In 1985 the Esso Midline Pipeline watching brief identified five pit features and two possible post holes in the area at the north-east corner of the monument. Iron Age pottery finds were recorded. The pipeline was subsequently laid across the site. In the C21, prior to the construction of a modern greenhouse and lagoon, archaeological investigation in the area showed evidence of Bronze Age to Romano-British agricultural activity and occupation.
This monument, which falls into two areas, includes the remains of Roman settlement with prehistoric origins located on a moderate south-facing slope overlooking the River Avon, an area of mixed geology. No earthworks are evident. The monument is bisected east to west by a railway line and the principal area of settlement centred on SO9843746722 to the east of Salters Lane, with further enclosures archaeological features elsewhere including to the north of the railway line, including around SO9865546868.
The settlement is part of a wider archaeological landscape of prehistoric and Roman settlements on both sides of the River Avon. Salters Lane, a route of unknown origin, passes on a north/south orientation to the immediate west of the monument.

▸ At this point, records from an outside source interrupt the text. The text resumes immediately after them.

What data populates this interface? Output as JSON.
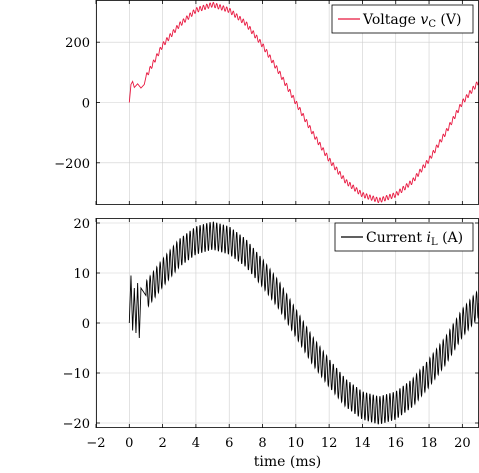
{
  "chart_data": [
    {
      "type": "line",
      "xlim": [
        -2,
        21
      ],
      "ylim": [
        -340,
        340
      ],
      "grid": true,
      "y_ticks": [
        -200,
        0,
        200
      ],
      "y_tick_labels": [
        "−200",
        "0",
        "200"
      ],
      "legend": {
        "text": "Voltage",
        "symbol": "v",
        "subscript": "C",
        "unit": "(V)",
        "placement": "top-right"
      },
      "series": [
        {
          "name": "Voltage vC (V)",
          "color": "#e8173f",
          "points": [
            [
              0,
              0
            ],
            [
              0.1,
              60
            ],
            [
              0.2,
              70
            ],
            [
              0.3,
              50
            ],
            [
              0.5,
              62
            ],
            [
              0.7,
              48
            ],
            [
              0.9,
              60
            ],
            [
              1.0,
              85
            ],
            [
              2,
              190
            ],
            [
              3,
              257
            ],
            [
              4,
              306
            ],
            [
              5,
              325
            ],
            [
              6,
              306
            ],
            [
              7,
              262
            ],
            [
              8,
              190
            ],
            [
              9,
              100
            ],
            [
              10,
              0
            ],
            [
              11,
              -100
            ],
            [
              12,
              -190
            ],
            [
              13,
              -262
            ],
            [
              14,
              -306
            ],
            [
              15,
              -325
            ],
            [
              16,
              -306
            ],
            [
              17,
              -262
            ],
            [
              18,
              -190
            ],
            [
              19,
              -100
            ],
            [
              20,
              0
            ],
            [
              21,
              70
            ]
          ],
          "ripple_amplitude": 8,
          "ripple_period_ms": 0.2
        }
      ]
    },
    {
      "type": "line",
      "xlim": [
        -2,
        21
      ],
      "ylim": [
        -21,
        21
      ],
      "grid": true,
      "xlabel": "time (ms)",
      "x_ticks": [
        -2,
        0,
        2,
        4,
        6,
        8,
        10,
        12,
        14,
        16,
        18,
        20
      ],
      "x_tick_labels": [
        "−2",
        "0",
        "2",
        "4",
        "6",
        "8",
        "10",
        "12",
        "14",
        "16",
        "18",
        "20"
      ],
      "y_ticks": [
        -20,
        -10,
        0,
        10,
        20
      ],
      "y_tick_labels": [
        "−20",
        "−10",
        "0",
        "10",
        "20"
      ],
      "legend": {
        "text": "Current",
        "symbol": "i",
        "subscript": "L",
        "unit": "(A)",
        "placement": "top-right"
      },
      "series": [
        {
          "name": "Current iL (A)",
          "color": "#000000",
          "points": [
            [
              0,
              0
            ],
            [
              0.1,
              9.5
            ],
            [
              0.2,
              -1.5
            ],
            [
              0.3,
              7
            ],
            [
              0.4,
              -2
            ],
            [
              0.5,
              8
            ],
            [
              0.6,
              -3
            ],
            [
              0.7,
              7
            ],
            [
              1.0,
              5.5
            ],
            [
              2,
              10
            ],
            [
              3,
              14
            ],
            [
              4,
              16.5
            ],
            [
              5,
              17.5
            ],
            [
              6,
              16.5
            ],
            [
              7,
              14
            ],
            [
              8,
              10
            ],
            [
              9,
              5.5
            ],
            [
              10,
              0
            ],
            [
              11,
              -5.5
            ],
            [
              12,
              -10
            ],
            [
              13,
              -14
            ],
            [
              14,
              -16.5
            ],
            [
              15,
              -17.5
            ],
            [
              16,
              -16.5
            ],
            [
              17,
              -14
            ],
            [
              18,
              -10
            ],
            [
              19,
              -5.5
            ],
            [
              20,
              0
            ],
            [
              21,
              4
            ]
          ],
          "ripple_amplitude": 2.8,
          "ripple_period_ms": 0.2
        }
      ]
    }
  ]
}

The location of the settlement is known from cropmarks visible on aerial photographs and survives as seven ring ditches, five sub-rectangular enclosures, two rectangular enclosures and a long, narrow double ditched curvilinear enclosure with linear features. All the features on the site are located to the west and north of the narrow double ditched enclosure. The ring ditches are situated at the southern end of the site and the largest is approximately 30m in diameter. The five sub rectangular enclosures are up to 85m long and 30m wide, one of which has internal sub divisions. Two rectangular enclosures are located to the south and east. The largest is approximately 150m by 60m and has a ring ditch at its northern boundary. The double ditched curvilinear enclosure is orientated north to south and is approximately 300m long and 4m wide. The enclosure terminates at a ring ditch at its southern end. Several linear features are located within the site. Iron Age and Romano-British artefacts have been found on the site. A rectangular enclosure on a north-west/ south-east orientation has been identified as a cropmark (loosely interpreted as a cursus monument in some records) towards the south end of the monument. The west end of this enclosure has been truncated by the installation of three water main pipelines in the mid-C20 in the rear of residential gardens.
Further enclosures and irregular pit features are to the north of the railway track. These include the pits uncovered in the pipeline excavation of 1985 at the north-east corner of the monument showed that two of the pits were square cut with vertical sides, 1.75m by 1m and 1.2m by 1m deep, only the larger of which had animal bone and possible Iron Age pottery in its grey loamy-sand fill. A v-shaped pit 1.1m wide by 45cm deep with no pottery and a U-shaped pit 60cm wide by 52cm deep with very badly decayed bone and pot were also recorded. A second U-shaped pit 56cm by 56cm had a large quantity of badly decayed Iron Age pottery, one third of which had disintegrated. Both post holes (50cm deep by 42-50cm wide) contained a sandy fill with occasional flecks of charcoal, but no finds. Excavation and evaluation (2007) in this area has confirmed earlier cropmark and excavation evidence as the site of settlement activity of probable Bronze Age and Iron Age date, along with evidence for Romano-British, medieval and post-medieval land use.
Further enclosures and archaeological features survive to the north, east and south east of the monument, but have not been formally assessed. The character and extent of survival has not been established.
All fencing and gates, boundary walls, concrete kerbs and the surfaces of all paths are excluded from the scheduling but the ground beneath these features is, however, included.